Due to the extreme weather, state offices were closed. That meant our case worker wasn’t able to get into the office and start working on our case. We were a little disappointed, but we were working on that room regardless. Tuesday came and we were still without power. (Have you ever painted in a house that was about 45 degrees? I love to paint, but come on. It was SOOOO cold. But, hey, it was worth it.) DHS offices were still closed, but our case worker was cool and talked to us over the phone anyway. He told us as soon as he could get into the office, he would get the file and get started.
Finally Wednesday came. The ice had started melting and businesses were starting to get back to normal. I went shopping with my mom and Brian went to work. When Jorge got into the office, he called Brian and told him he had the file. He was going to get started on setting up the rest of the visits and wanted to make sure we still wanted to move forward. Again, Brian told him yes, and reiterated that if he called and said go get her, we would hit the road. Brian kept me posted that morning as I was out and about trying to get ready for whenever the big day came. That afternoon Jorge called Brian and asked him if we were available to pick the girl up Friday, December 14. Brian enthusiastically said yes and asked which visit this would be. Extended, overnight, weekend? Jorge told him, “No, pick her up and take her home. She’s yours.” No more visits! Just a week after meeting her, she was ours!

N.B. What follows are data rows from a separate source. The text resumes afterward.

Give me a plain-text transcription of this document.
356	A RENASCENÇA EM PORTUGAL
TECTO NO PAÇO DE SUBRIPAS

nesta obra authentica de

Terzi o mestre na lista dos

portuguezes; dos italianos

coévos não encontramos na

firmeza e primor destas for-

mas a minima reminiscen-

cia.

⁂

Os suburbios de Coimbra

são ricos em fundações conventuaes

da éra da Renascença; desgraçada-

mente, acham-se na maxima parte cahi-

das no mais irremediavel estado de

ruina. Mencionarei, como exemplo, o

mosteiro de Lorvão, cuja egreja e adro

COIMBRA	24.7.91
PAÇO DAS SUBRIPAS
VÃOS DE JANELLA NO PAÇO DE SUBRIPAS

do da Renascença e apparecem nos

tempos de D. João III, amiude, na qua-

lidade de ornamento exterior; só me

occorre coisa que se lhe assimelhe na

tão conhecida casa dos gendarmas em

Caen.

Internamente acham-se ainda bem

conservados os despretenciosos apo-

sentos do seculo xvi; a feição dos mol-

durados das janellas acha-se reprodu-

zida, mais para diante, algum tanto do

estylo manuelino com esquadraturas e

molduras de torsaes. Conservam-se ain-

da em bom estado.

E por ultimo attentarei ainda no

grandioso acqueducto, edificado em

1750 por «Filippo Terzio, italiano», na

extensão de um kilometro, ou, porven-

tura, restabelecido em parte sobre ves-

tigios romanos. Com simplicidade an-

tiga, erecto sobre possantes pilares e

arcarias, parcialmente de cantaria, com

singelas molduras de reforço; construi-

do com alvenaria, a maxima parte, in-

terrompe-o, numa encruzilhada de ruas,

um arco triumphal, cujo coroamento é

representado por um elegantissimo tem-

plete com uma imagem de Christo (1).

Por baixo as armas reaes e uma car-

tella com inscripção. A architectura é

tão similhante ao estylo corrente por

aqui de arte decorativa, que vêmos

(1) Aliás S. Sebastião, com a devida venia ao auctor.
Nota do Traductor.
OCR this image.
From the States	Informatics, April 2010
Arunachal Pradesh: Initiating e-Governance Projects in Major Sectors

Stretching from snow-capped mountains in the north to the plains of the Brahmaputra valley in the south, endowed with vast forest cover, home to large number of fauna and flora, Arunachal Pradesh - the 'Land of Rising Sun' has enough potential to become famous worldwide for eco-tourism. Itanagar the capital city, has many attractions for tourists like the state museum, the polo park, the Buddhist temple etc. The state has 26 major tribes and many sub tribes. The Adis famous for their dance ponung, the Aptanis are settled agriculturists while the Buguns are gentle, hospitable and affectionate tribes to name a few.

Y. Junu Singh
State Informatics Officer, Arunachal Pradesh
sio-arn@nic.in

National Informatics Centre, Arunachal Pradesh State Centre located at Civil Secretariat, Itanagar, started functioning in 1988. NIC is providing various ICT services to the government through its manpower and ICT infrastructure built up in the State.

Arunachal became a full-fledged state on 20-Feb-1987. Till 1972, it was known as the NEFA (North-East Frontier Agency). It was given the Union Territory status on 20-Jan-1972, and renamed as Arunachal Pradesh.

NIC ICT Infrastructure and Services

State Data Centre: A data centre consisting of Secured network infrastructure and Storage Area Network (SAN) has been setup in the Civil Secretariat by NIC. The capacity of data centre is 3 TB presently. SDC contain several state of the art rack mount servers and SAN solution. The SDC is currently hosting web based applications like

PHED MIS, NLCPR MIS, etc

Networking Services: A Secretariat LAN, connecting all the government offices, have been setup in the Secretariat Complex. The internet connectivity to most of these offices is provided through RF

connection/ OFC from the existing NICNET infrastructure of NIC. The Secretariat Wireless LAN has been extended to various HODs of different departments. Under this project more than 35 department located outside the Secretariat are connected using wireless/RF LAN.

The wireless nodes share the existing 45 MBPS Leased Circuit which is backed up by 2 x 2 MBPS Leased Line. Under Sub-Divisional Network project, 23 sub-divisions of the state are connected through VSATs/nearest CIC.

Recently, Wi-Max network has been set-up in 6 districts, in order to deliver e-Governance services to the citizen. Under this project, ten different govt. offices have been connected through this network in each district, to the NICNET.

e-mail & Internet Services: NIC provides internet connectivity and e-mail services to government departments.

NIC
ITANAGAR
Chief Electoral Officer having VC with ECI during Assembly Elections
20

Friday afternoon we headed back to that infamous McDonald’s to bring home OUR little girl. When we got there, the manager saw us. She came over, with tears in her eyes, and hugged us. She told us she knew why we were there and was very excited for us. She even gave “Heaven” a bag of cookies. (When my husband is asked where babies come from, he replies “McDonalds. And they come with a free bag of cookies. Dine in only.”) Even Heaven’s case worker was excited to see that we were getting to bring her home and so quickly. We put her in the car and away we went. We didn’t want to give anyone time to change their mind! Needless to say, with a day and a half notice, we didn’t have everything done. My father-in-law and husband were putting her bed together after we got home.
At Huntington Fine Jewelers, Uncle Lantz and Aunt Lisa’s jewelry store, right after we got into town. (I had to start her out right.)
We still had home visits where Jorge had to come check on the girl and us, but they were a piece of cake. The usual waiting period is six months from placement to finalization, but we were able to finalize her adoption in five months. We were able to legally change her name and in fact, Jorge had us start calling her Lydia from the day we brought her home. She has fit into our family from day one. She even resembles my husband. So much so that most people would never guess she is adopted. And the problem of her crying all the time? Don’t know what that was about. There was also nothing wrong with her. 🙂 She was the perfect addition to our family and the best Christmas present we ever received.
So in honor of her court date, we celebrate “Gotcha Day” every May 23rd. She thinks it’s pretty awesome that while most kids get a birthday every year, she technically gets 2. We go do something special as a family. Just us. No friends, no extended family. Just our sweet little family celebrating the miracle that is Lydia!